Cette route existe déjà. Pourquoi construire une autre route depuis le sud ? La réponse est évidente : il faut contourner l'Arménie. C'est tout. Je doute donc que l'on puisse parler de redémarrer le chemin de fer entre l'Arménie et la Turquie à l'avenir. La Turquie a déjà annoncé qu'elle était prête à construire une voie ferrée vers le Nakhitchevan, de la gare de Sharur (Nakhitchevan) à Igdir et plus loin à Kars. Dans ce cas, l'Arménie devra s'incliner devant ses voisins chaque fois qu'elle voudra se frayer un chemin dans une direction ou une autre. En même temps, nous ne pouvons leur offrir nos routes en aucune façon. Ils n'en auront pas besoin. L'Arménie paiera unilatéralement à ses voisins les routes qui traversent leur territoire. C'est-à-dire que la remise en service du tronçon de Meghri de la voie ferrée entraînera le fait que, se trouvant au centre de la Transcaucasie, l'Arménie se trouve dans un isolement complet en matière de transport. Il s'avère que la nouvelle carte des communications de transport sera bénéfique pour tout le monde, sauf pour l'Arménie qui, à terme, perdra l'opportunité de se connecter avec la Russie par le biais du réseau ferroviaire azerbaïdjanais ainsi que la perspective de redémarrer le chemin de fer avec la Turquie.

Je pense que Erevan peut proposer d'utiliser les chemins de fer déjà existants. Lorsque les marchandises transitent par ces routes et que le volume des marchandises atteint un tel niveau que la capacité de ces routes ne pourra pas les desservir, nous pouvons alors envisager la construction d'une route alternative. Il sera alors économiquement possible de construire un nouveau couloir. Si sa construction n'est pas économiquement viable aujourd'hui, la question se pose alors de savoir pourquoi elle devrait être faite. La seule explication est qu'il s'agit d'un projet politique.

 

- Imaginons que le déblocage des communications de transport dans la région se fasse selon l'option avantageuse pour l'Arménie. Les coûts de transit pour l'Arménie vont-ils diminuer ? L'Arménie doit-elle avoir un transit alternatif, concurrençant réellement la direction géorgienne ? On dit souvent que le transit par la Géorgie est très coûteux pour l'Arménie, pour les entreprises arméniennes.

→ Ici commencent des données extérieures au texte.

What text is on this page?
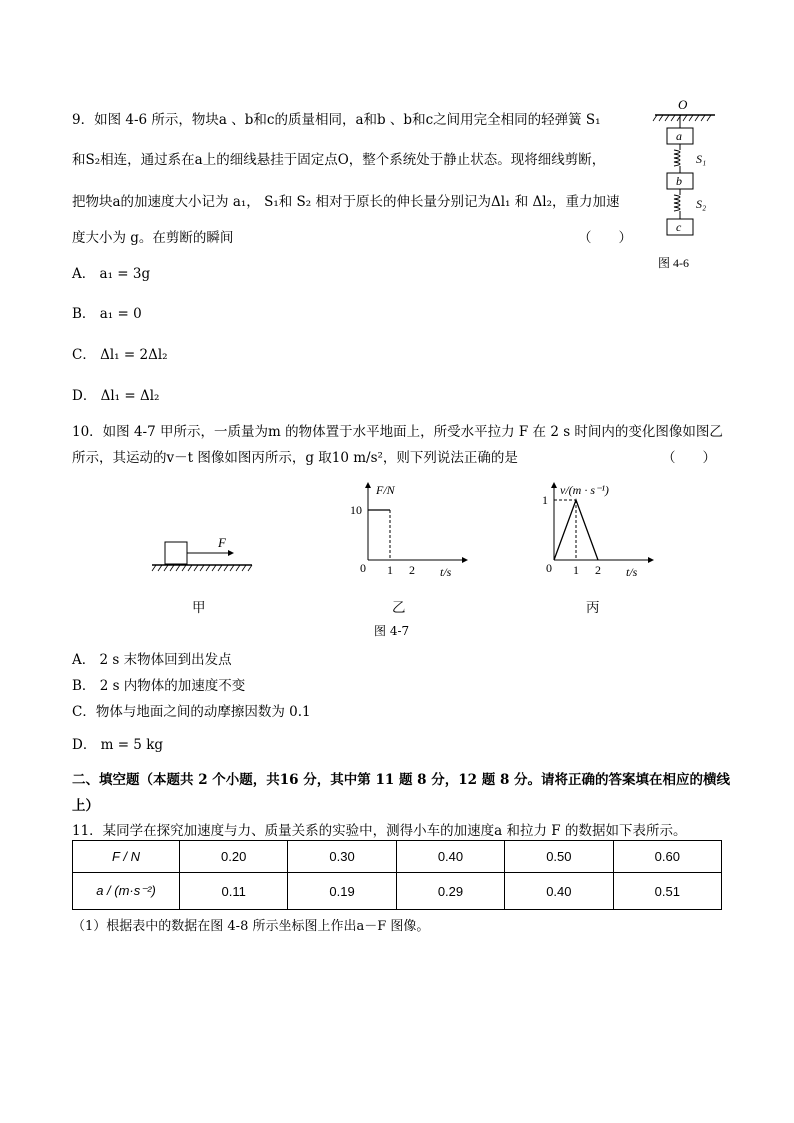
9．如图 4-6 所示，物块a 、b和c的质量相同，a和b 、b和c之间用完全相同的轻弹簧 S₁
和S₂相连，通过系在a上的细线悬挂于固定点O，整个系统处于静止状态。现将细线剪断，
把物块a的加速度大小记为 a₁， S₁和 S₂ 相对于原长的伸长量分别记为Δl₁ 和 Δl₂，重力加速
度大小为 g。在剪断的瞬间	（　　）
A． a₁ = 3g
B． a₁ = 0
C． Δl₁ = 2Δl₂
D． Δl₁ = Δl₂
O
a
S₁
b
S₂
c
图 4-6
10．如图 4-7 甲所示，一质量为m 的物体置于水平地面上，所受水平拉力 F 在 2 s 时间内的变化图像如图乙
所示，其运动的v－t 图像如图丙所示，g 取10 m/s²，则下列说法正确的是	（　　）
F
甲
F/N
t/s
0
10
1 2
乙
v/(m · s⁻¹)
t/s
0
1
1 2
丙
图 4-7
A． 2 s 末物体回到出发点
B． 2 s 内物体的加速度不变
C．物体与地面之间的动摩擦因数为 0.1
D． m = 5 kg
二、填空题（本题共 2 个小题，共16 分，其中第 11 题 8 分，12 题 8 分。请将正确的答案填在相应的横线
上）
11．某同学在探究加速度与力、质量关系的实验中，测得小车的加速度a 和拉力 F 的数据如下表所示。
F / N	0.20	0.30	0.40	0.50	0.60
a / (m·s⁻²)	0.11	0.19	0.29	0.40	0.51
（1）根据表中的数据在图 4-8 所示坐标图上作出a－F 图像。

- Basons-nous sur des faits et des chiffres. Oui, le déblocage nous permet d'envoyer des marchandises en Russie via le territoire de l'Azerbaïdjan. Mais il reste à savoir si la coopération économique entre l'Arménie et la Russie nécessite un transport ferroviaire. Premièrement, l'Arménie a-t-elle besoin d'un transport d'une telle ampleur vers ou depuis la Russie ? Et deuxièmement : existe-t-il en Arménie de tels types de cargaisons et de tels volumes qui doivent être transportés par rail ? L'économie de l'Arménie n'est pas si fortement liée à la Russie en termes de transport de marchandises que la nécessité d'engager le chemin de fer se fait sentir de manière aiguë. Au cours des 30 dernières années, l'Arménie, avec une population de trois millions d'habitants, a développé une infrastructure de transport qui répond pleinement aux intérêts du consommateur arménien.

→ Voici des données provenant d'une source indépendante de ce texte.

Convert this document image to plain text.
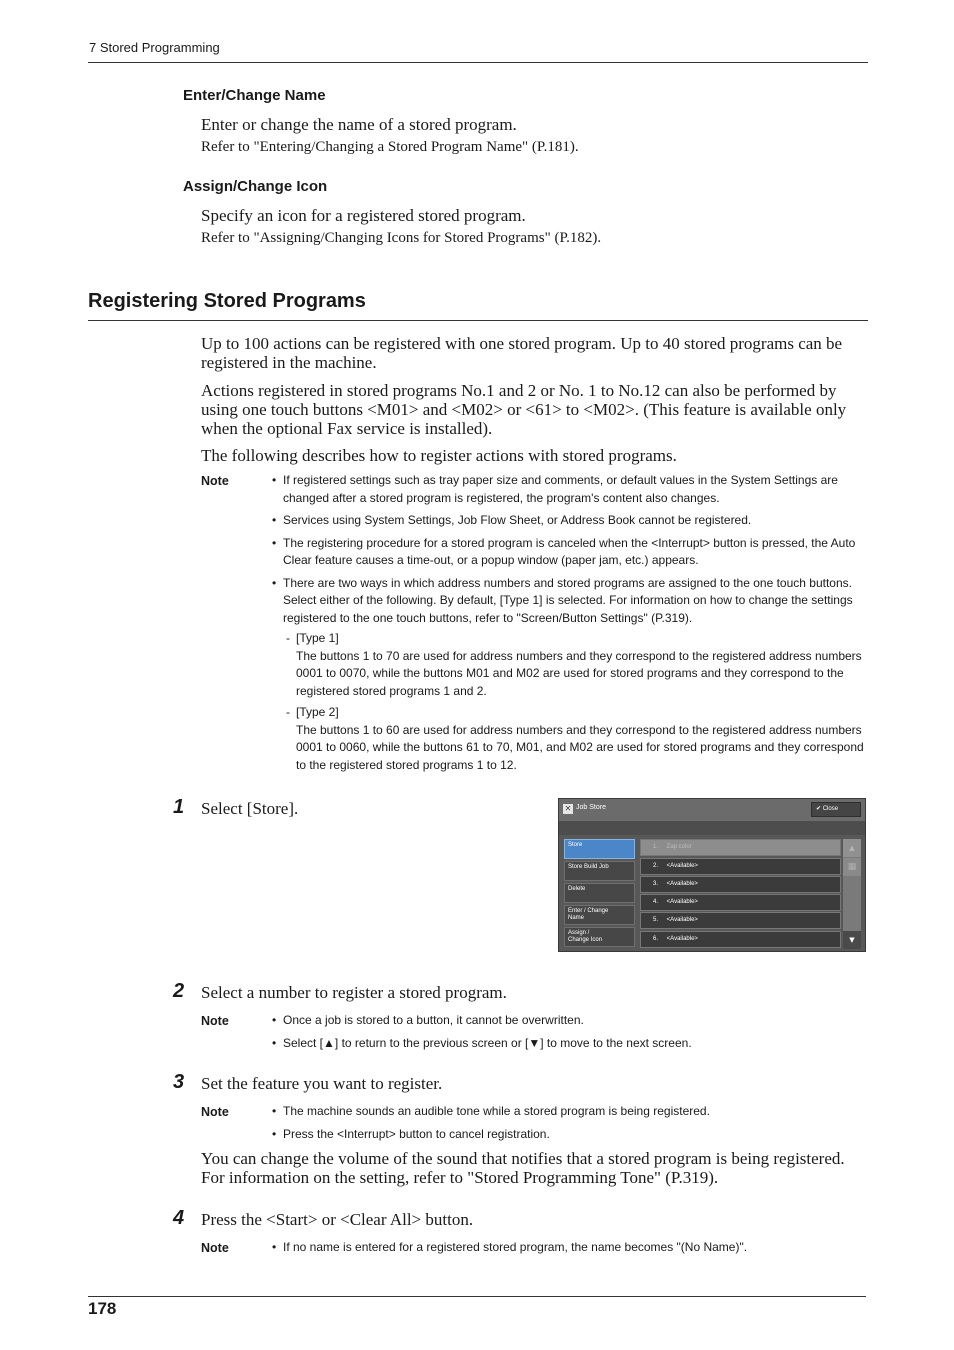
7 Stored Programming
Enter/Change Name
Enter or change the name of a stored program.
Refer to "Entering/Changing a Stored Program Name" (P.181).
Assign/Change Icon
Specify an icon for a registered stored program.
Refer to "Assigning/Changing Icons for Stored Programs" (P.182).
Registering Stored Programs
Up to 100 actions can be registered with one stored program. Up to 40 stored programs can be registered in the machine.
Actions registered in stored programs No.1 and 2 or No. 1 to No.12 can also be performed by using one touch buttons <M01> and <M02> or <61> to <M02>. (This feature is available only when the optional Fax service is installed).
The following describes how to register actions with stored programs.
Note	• If registered settings such as tray paper size and comments, or default values in the System Settings are changed after a stored program is registered, the program's content also changes.
• Services using System Settings, Job Flow Sheet, or Address Book cannot be registered.
• The registering procedure for a stored program is canceled when the <Interrupt> button is pressed, the Auto Clear feature causes a time-out, or a popup window (paper jam, etc.) appears.
• There are two ways in which address numbers and stored programs are assigned to the one touch buttons. Select either of the following. By default, [Type 1] is selected. For information on how to change the settings registered to the one touch buttons, refer to "Screen/Button Settings" (P.319).
- [Type 1]
The buttons 1 to 70 are used for address numbers and they correspond to the registered address numbers 0001 to 0070, while the buttons M01 and M02 are used for stored programs and they correspond to the registered stored programs 1 and 2.
- [Type 2]
The buttons 1 to 60 are used for address numbers and they correspond to the registered address numbers 0001 to 0060, while the buttons 61 to 70, M01, and M02 are used for stored programs and they correspond to the registered stored programs 1 to 12.
1 Select [Store].	✕ Job Store	✔ Close
Store
Store Build Job
Delete
Enter / Change
Name
Assign /
Change Icon
1. Zap color
2. <Available>
3. <Available>
4. <Available>
5. <Available>
6. <Available>
▲
▦
▼
2 Select a number to register a stored program.
Note	• Once a job is stored to a button, it cannot be overwritten.
• Select [▲] to return to the previous screen or [▼] to move to the next screen.
3 Set the feature you want to register.
Note	• The machine sounds an audible tone while a stored program is being registered.
• Press the <Interrupt> button to cancel registration.
You can change the volume of the sound that notifies that a stored program is being registered. For information on the setting, refer to "Stored Programming Tone" (P.319).
4 Press the <Start> or <Clear All> button.
Note	• If no name is entered for a registered stored program, the name becomes "(No Name)".
178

Le monde entier s'ouvre à l'Arménie par les ports géorgiens. L'Arménie est reliée aux ports géorgiens par une voie ferrée qui fonctionne bien. L'Arménie effectue des opérations de transport avec la Russie à travers le territoire de la Géorgie via le Haut-Lars. En même temps, la liaison ferroviaire entre l'Arménie à travers le territoire de l'Azerbaïdjan et la Russie est, en termes de coûts, proportionnelle au transport à travers le territoire de la Géorgie, puis par ferries jusqu'au port Kavkaz. En pratique, les coûts seront les mêmes, mais actuellement les ferries ne fonctionnent pas de façon régulière dans le port Kavkaz. Pour la simple raison que ce trafic n'existe tout simplement pas. L'économie arménienne n'est certainement pas orientée vers le marché russe. Oui, la Russie est le premier partenaire économique de l'Arménie. Et quelle est la structure des liens économiques de l'Arménie avec la Russie ? Il s'agit de métaux précieux, de gaz, de combustible nucléaire pour la centrale nucléaire de Metsamor en Arménie. Des produits très chers qui n'ont rien à voir avec le transport ferroviaire. Si nous enlevons cette partie, nous aurons encore des cargaisons, y compris des produits agricoles, qui sont facilement importées en Russie et de Russie par la route. Le marché arménien du transport routier est tellement développé qu'il est en concurrence avec les chemins de fer au niveau des prix.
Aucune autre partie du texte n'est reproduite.